Abstract

The term Verdoorn’s Law refers to the statistical relation between the growth of manufacturing output and the growth of labour productivity in manufacturing, where causality runs from the former to the latter. This relationship is named after the Dutch economist P.J. Verdoorn, who was among the first to find such empirical regularity in a cross section of industries (Verdoorn, 1949). Verdoorn’s work did not achieve immediate attention in the economics profession. It was quoted by Arrow in his classic 1962 paper on ‘learning by doing’ (Arrow, 1962), but has not received widespread recognition until 1966, when Nicholas Kaldor explicitly referred to it and coined the term Verdoorn’s Law in his Cambridge Inaugural Lecture (Kaldor, 1966). Verdoorn’s Law is usually interpreted to provide evidence of the existence of static and dynamic increasing returns within industry.
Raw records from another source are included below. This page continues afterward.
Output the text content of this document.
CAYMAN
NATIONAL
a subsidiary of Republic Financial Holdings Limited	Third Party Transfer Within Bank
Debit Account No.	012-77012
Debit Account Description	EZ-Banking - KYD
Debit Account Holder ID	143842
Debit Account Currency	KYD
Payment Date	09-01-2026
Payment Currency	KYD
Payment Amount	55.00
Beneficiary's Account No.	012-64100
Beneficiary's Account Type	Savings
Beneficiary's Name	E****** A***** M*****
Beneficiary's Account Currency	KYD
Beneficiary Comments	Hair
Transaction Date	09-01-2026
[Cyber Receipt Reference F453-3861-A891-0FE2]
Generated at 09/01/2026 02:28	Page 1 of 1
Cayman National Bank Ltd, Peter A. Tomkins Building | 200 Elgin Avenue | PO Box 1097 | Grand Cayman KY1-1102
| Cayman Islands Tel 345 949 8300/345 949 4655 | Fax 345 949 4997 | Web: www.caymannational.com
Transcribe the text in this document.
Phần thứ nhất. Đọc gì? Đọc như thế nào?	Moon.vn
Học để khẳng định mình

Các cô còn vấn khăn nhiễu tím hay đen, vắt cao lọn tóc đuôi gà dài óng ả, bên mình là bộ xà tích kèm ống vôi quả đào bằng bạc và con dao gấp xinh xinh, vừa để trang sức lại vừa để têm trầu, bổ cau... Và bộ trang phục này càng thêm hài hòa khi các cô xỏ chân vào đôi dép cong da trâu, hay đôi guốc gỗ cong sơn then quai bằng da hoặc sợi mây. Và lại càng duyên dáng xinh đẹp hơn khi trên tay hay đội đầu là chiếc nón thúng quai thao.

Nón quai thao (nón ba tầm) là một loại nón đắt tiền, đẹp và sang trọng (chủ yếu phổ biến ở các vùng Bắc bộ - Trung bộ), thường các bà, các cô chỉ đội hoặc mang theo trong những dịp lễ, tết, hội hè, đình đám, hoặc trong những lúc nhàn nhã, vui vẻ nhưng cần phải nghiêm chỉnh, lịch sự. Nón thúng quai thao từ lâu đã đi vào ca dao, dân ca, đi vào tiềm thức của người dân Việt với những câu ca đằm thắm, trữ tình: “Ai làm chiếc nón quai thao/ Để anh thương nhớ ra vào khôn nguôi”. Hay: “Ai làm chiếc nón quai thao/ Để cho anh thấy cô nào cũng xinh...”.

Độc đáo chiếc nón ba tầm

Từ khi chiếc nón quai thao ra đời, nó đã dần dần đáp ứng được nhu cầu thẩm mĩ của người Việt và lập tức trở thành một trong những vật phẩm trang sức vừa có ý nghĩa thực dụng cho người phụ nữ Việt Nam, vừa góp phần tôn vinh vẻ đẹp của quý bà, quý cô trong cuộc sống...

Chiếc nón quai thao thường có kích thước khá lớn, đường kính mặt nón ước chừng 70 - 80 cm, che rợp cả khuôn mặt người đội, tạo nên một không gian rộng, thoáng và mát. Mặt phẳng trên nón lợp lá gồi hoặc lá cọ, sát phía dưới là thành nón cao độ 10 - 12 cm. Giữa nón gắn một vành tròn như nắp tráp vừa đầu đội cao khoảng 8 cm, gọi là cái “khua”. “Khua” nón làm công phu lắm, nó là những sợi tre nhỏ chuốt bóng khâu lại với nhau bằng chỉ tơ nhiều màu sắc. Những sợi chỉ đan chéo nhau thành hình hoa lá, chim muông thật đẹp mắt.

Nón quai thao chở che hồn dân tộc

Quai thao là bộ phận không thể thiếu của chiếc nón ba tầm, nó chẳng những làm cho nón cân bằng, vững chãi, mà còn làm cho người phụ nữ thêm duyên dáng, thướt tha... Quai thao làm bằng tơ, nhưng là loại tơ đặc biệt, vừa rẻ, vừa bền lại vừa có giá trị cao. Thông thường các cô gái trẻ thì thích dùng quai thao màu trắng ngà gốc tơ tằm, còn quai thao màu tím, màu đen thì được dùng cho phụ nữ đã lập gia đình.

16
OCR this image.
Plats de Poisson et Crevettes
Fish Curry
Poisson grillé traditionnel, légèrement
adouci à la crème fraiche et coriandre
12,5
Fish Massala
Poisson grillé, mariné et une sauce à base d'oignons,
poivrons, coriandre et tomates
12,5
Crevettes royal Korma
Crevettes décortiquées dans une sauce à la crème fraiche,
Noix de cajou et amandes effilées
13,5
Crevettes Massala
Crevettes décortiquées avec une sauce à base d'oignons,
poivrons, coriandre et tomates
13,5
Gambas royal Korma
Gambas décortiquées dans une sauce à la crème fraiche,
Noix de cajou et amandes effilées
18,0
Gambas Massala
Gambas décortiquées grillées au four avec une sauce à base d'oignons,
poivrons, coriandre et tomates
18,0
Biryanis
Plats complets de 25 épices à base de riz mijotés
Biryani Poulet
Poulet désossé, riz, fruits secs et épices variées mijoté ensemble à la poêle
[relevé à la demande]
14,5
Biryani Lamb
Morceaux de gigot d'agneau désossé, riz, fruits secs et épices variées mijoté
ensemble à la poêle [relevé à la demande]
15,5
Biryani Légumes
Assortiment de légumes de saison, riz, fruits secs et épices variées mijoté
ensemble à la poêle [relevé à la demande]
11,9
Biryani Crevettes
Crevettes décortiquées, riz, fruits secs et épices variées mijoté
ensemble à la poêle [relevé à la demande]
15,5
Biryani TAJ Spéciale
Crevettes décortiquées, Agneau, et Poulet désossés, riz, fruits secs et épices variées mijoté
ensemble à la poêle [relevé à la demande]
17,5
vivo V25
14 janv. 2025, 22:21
Static returns relate mainly to economies of scale internal to the firm, whereas dynamic returns refer to increasing productivity derived from ‘induced’ technical progress, learning by doing, external economies in production, and so on. In this case, Kaldor’s interpretation is influenced by the work of Allyn Young (1928) who conceives increasing returns as a macroeconomic phenomenon based on the interaction between activities in the process of general economic expansion. Also, it echoes Adam Smith’s idea that increasing productivity is based on the division of labour, which in turn depends on the extension of the market.